Monday: The survey's being done on our house today, at last. We're returning to our roots in the north, now we've both retired from teaching. Our missionary work in the south of England is at an end; more than 70 years in the classroom between us but not too many converts. Still the children pronounce the word "past" as if it had the letter "r" in the middle. And still they spell it like that. Perhaps Gillian Shephard will have better luck.
Tuesday: The people buying our house want to move in as soon as possible so we have a lot of clearing out to do. We start in the loft.
Why are teachers such hoarders? Pine cones, bottles, wool, shells, brown paper. Even a vintage Child Education magazine, circa l962, with sexist and racist pictures a-plenty.
I thought the local primary school might make use of the deer antlers and the box of yoghurt pots. The school has gone grant-maintained but they're always organising events to raise money so I took round a box of goodies.
It's the first time I've been into a school since I retired and the memories come flooding back, inspired by the smell of school dinners and polish.
And two small boys standing facing the wall next to the headteacher's room.
A wet lunchtime, and already I was beginning to forget the teacher's lot. And that irks for I mustn't forget.
Teachers need all the support they can get.
Wednesday: Still sorting, but now we've moved to the garage. The only destination for most of the junk is the council rubbish tip. At its entrance I am stopped by a group of children with their teacher. Would I mind answering some questions? How far had I come with my rubbish? What was in it? How often did I visit the tip? Were there better ways of getting rid of rubbish? That sort of thing.
Driving home, I thought a lot about what the children had been learning. Which attainment targets? Programmes of study? And how to get rid of rubbish.
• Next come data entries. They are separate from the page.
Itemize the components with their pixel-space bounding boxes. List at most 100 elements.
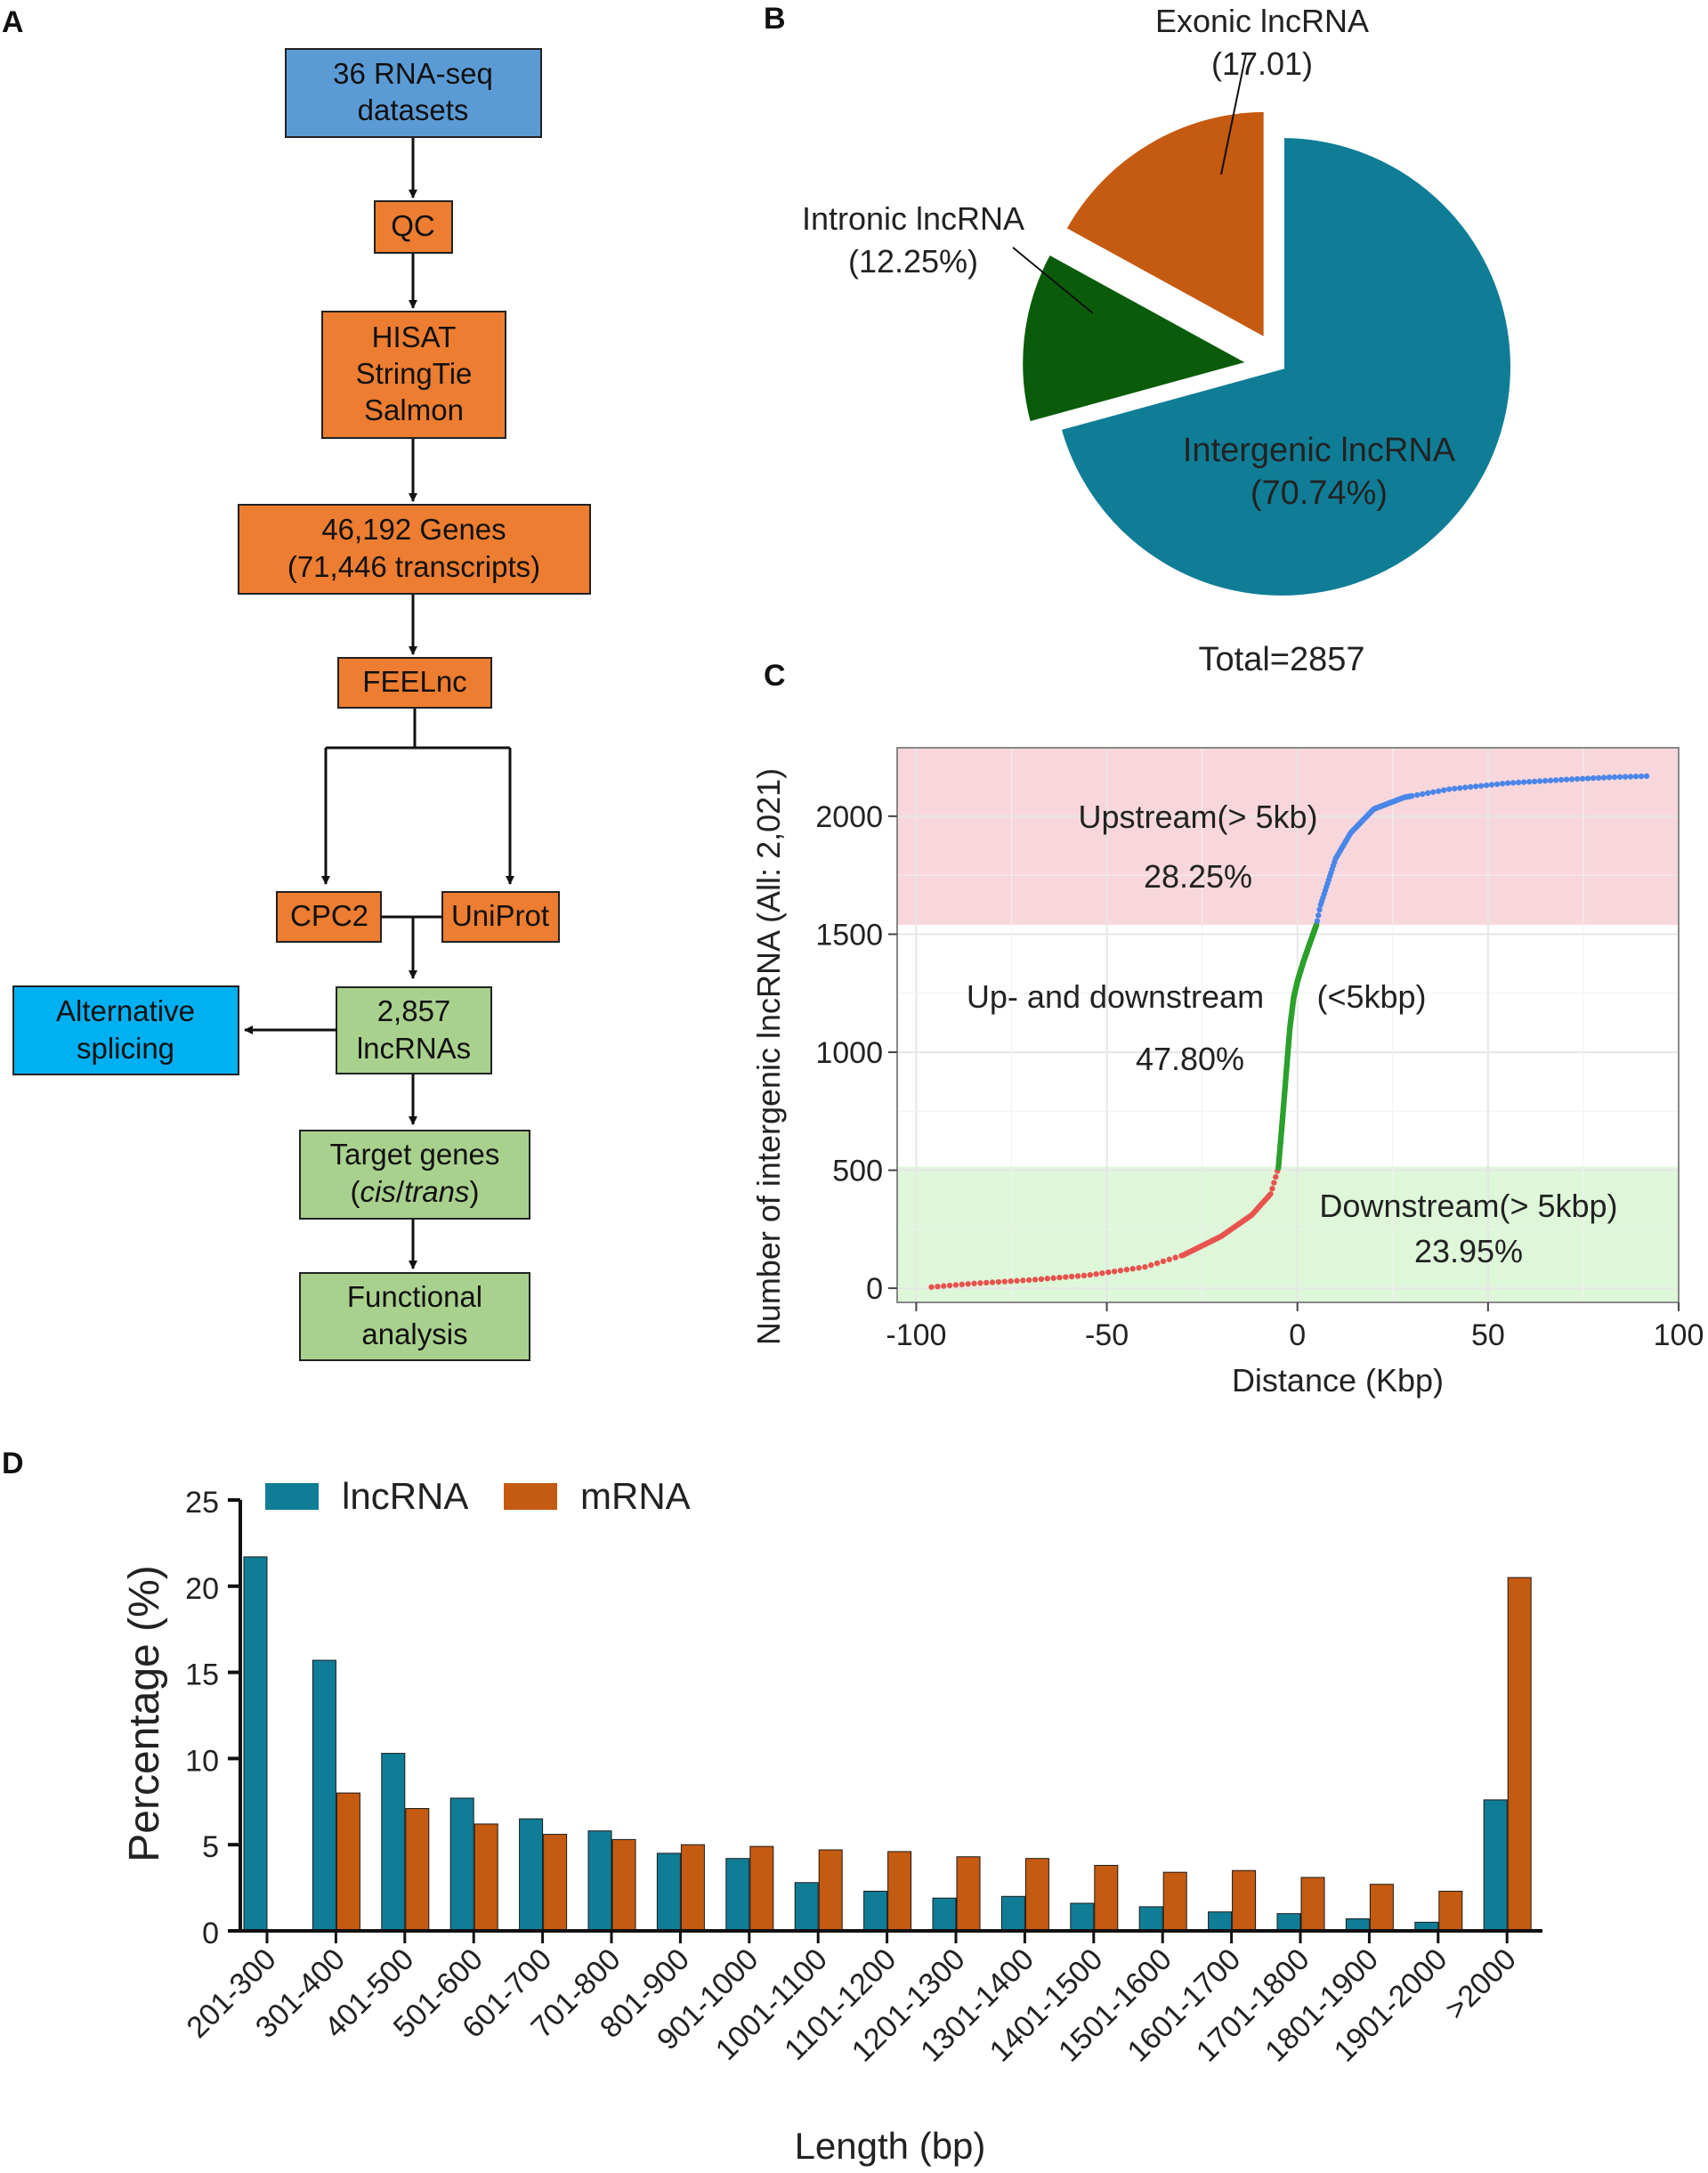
point-upstream (1622, 774, 1629, 780)
point-upstream (1616, 774, 1623, 780)
point-downstream (1269, 1186, 1275, 1192)
bar-y-ticks: 0 5 10 15 20 25 (185, 1486, 240, 1950)
point-downstream (1074, 1273, 1081, 1279)
bar-y-tick-label: 20 (185, 1572, 219, 1606)
point-upstream (1467, 783, 1474, 791)
bar-lncrna (587, 1830, 612, 1932)
point-upstream (1579, 775, 1586, 782)
bar-lncrna (1000, 1895, 1025, 1932)
lncrnas-text-1: 2,857 (377, 994, 451, 1027)
point-downstream (1001, 1278, 1008, 1285)
point-upstream (1595, 774, 1602, 782)
point-downstream (959, 1281, 966, 1288)
alt-splicing-text-2: splicing (77, 1032, 174, 1065)
bar-ylabel: Percentage (%) (121, 1565, 168, 1862)
point-downstream (1020, 1277, 1026, 1284)
point-downstream (1025, 1277, 1032, 1284)
point-upstream (1510, 780, 1517, 786)
legend-swatch-mrna (504, 1483, 557, 1510)
point-downstream (1273, 1173, 1279, 1180)
point-upstream (1515, 779, 1522, 786)
intronic-label: Intronic lncRNA (802, 200, 1024, 237)
middle-paren-annotation: (<5kbp) (1316, 978, 1426, 1015)
point-downstream (1063, 1274, 1069, 1280)
datasets-text-2: datasets (358, 93, 469, 126)
functional-text-1: Functional (347, 1280, 482, 1313)
point-downstream (1160, 1258, 1167, 1265)
point-upstream (1584, 775, 1591, 782)
bar-mrna (1507, 1577, 1532, 1932)
bar-lncrna (1276, 1913, 1301, 1932)
point-upstream (1531, 778, 1538, 785)
pie-slice-intronic-lncrna (1017, 247, 1259, 428)
bar-mrna (818, 1849, 843, 1932)
point-upstream (1315, 912, 1322, 919)
tools-box (321, 311, 506, 439)
point-downstream (935, 1283, 941, 1290)
tools-salmon: Salmon (364, 393, 464, 426)
point-downstream (971, 1280, 977, 1286)
bar-lncrna (656, 1853, 681, 1932)
y-tick-label: 2000 (815, 800, 883, 834)
datasets-text-1: 36 RNA-seq (333, 57, 493, 90)
point-downstream (1166, 1256, 1173, 1262)
band-upstream (897, 748, 1679, 925)
target-paren-open: ( (351, 1175, 360, 1208)
point-downstream (1050, 1275, 1056, 1281)
point-upstream (1627, 774, 1634, 780)
point-upstream (1590, 774, 1597, 782)
bar-mrna (1369, 1884, 1394, 1932)
bar-mrna (956, 1856, 981, 1932)
point-downstream (1142, 1264, 1148, 1270)
point-upstream (1643, 773, 1650, 780)
panel-d: D 0 5 10 15 20 25 201-300301-400401-500501-60… (2, 1447, 1542, 2167)
point-upstream (1632, 774, 1639, 780)
point-downstream (1111, 1268, 1118, 1275)
target-text-2: (cis/trans) (351, 1175, 480, 1208)
point-upstream (1316, 906, 1323, 913)
point-downstream (1172, 1254, 1178, 1261)
intronic-leader-line (1012, 247, 1094, 314)
uniprot-text: UniProt (451, 899, 549, 932)
target-trans: trans (404, 1175, 469, 1208)
point-downstream (1123, 1267, 1130, 1273)
bar-lncrna (1345, 1918, 1370, 1932)
exonic-value: (17.01) (1211, 45, 1313, 82)
bar-mrna (749, 1845, 774, 1932)
qc-box (374, 200, 453, 254)
bar-x-tick-label: >2000 (1438, 1942, 1522, 2026)
point-downstream (1087, 1271, 1093, 1278)
point-downstream (1008, 1277, 1014, 1285)
point-downstream (1117, 1267, 1124, 1274)
point-upstream (1563, 776, 1570, 782)
panel-b-label: B (764, 2, 786, 36)
point-downstream (1032, 1277, 1039, 1283)
point-downstream (1267, 1191, 1274, 1197)
bar-mrna (474, 1823, 498, 1932)
legend-label-mrna: mRNA (580, 1475, 691, 1517)
tools-stringtie: StringTie (356, 357, 473, 390)
x-tick-label: 100 (1654, 1318, 1704, 1352)
panel-c-label: C (764, 659, 786, 693)
target-cis: cis (360, 1175, 396, 1208)
bar-xlabel: Length (bp) (795, 2125, 986, 2167)
scatter-points (928, 773, 1650, 1290)
bar-series (243, 1556, 1532, 1932)
scatter-xlabel: Distance (Kbp) (1232, 1362, 1444, 1399)
pie-total: Total=2857 (1199, 641, 1365, 678)
point-upstream (1435, 788, 1442, 794)
cpc2-text: CPC2 (290, 899, 368, 932)
point-downstream (989, 1279, 996, 1285)
bar-lncrna (1070, 1902, 1095, 1932)
pie-slice-exonic-lncrna (1059, 106, 1269, 345)
downstream-annotation: Downstream(> 5kbp) (1319, 1188, 1617, 1224)
legend-swatch-lncrna (265, 1483, 319, 1510)
point-upstream (1314, 918, 1321, 924)
bar-lncrna (1138, 1906, 1163, 1932)
x-tick-label: -50 (1085, 1318, 1129, 1352)
point-downstream (1056, 1274, 1063, 1281)
bar-mrna (1094, 1864, 1119, 1932)
point-upstream (1461, 784, 1469, 791)
functional-text-2: analysis (361, 1318, 467, 1350)
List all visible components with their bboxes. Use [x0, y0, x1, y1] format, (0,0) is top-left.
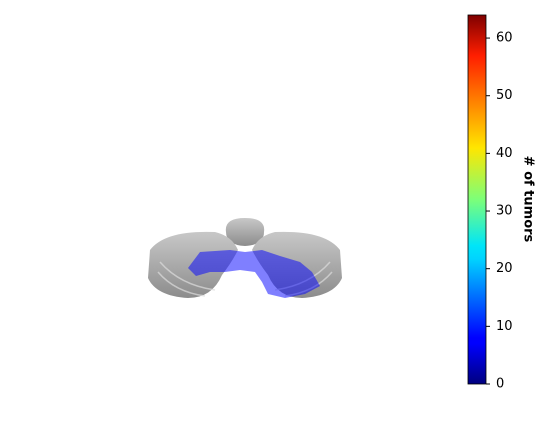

Thursday: I called in at the estate agents where a student from a local school was doing work experience. He told me he'd been advised to see what the real world looked like before he set out on his chosen career of teaching. I didn't ask who gave him that advice.
Friday: The solicitor rings to say we're ready to exchange contracts and a completion date is fixed. They say that moving house is one of the most stressful things in life but my wife and I disagree. We think it'll be a piece of cake compared with what we endured as headteachers.
And that was stress which lasted for five or six years when the "furniture" was constantly being moved and changed - by other people. No, we're definitely in charge this time and they do say a change is as good as a rest.
Dennis Ruston and his wife Denise, who taught mostly in Hertfordshire, have moved from Leighton Buzzard to Horbling in Lincolnshire.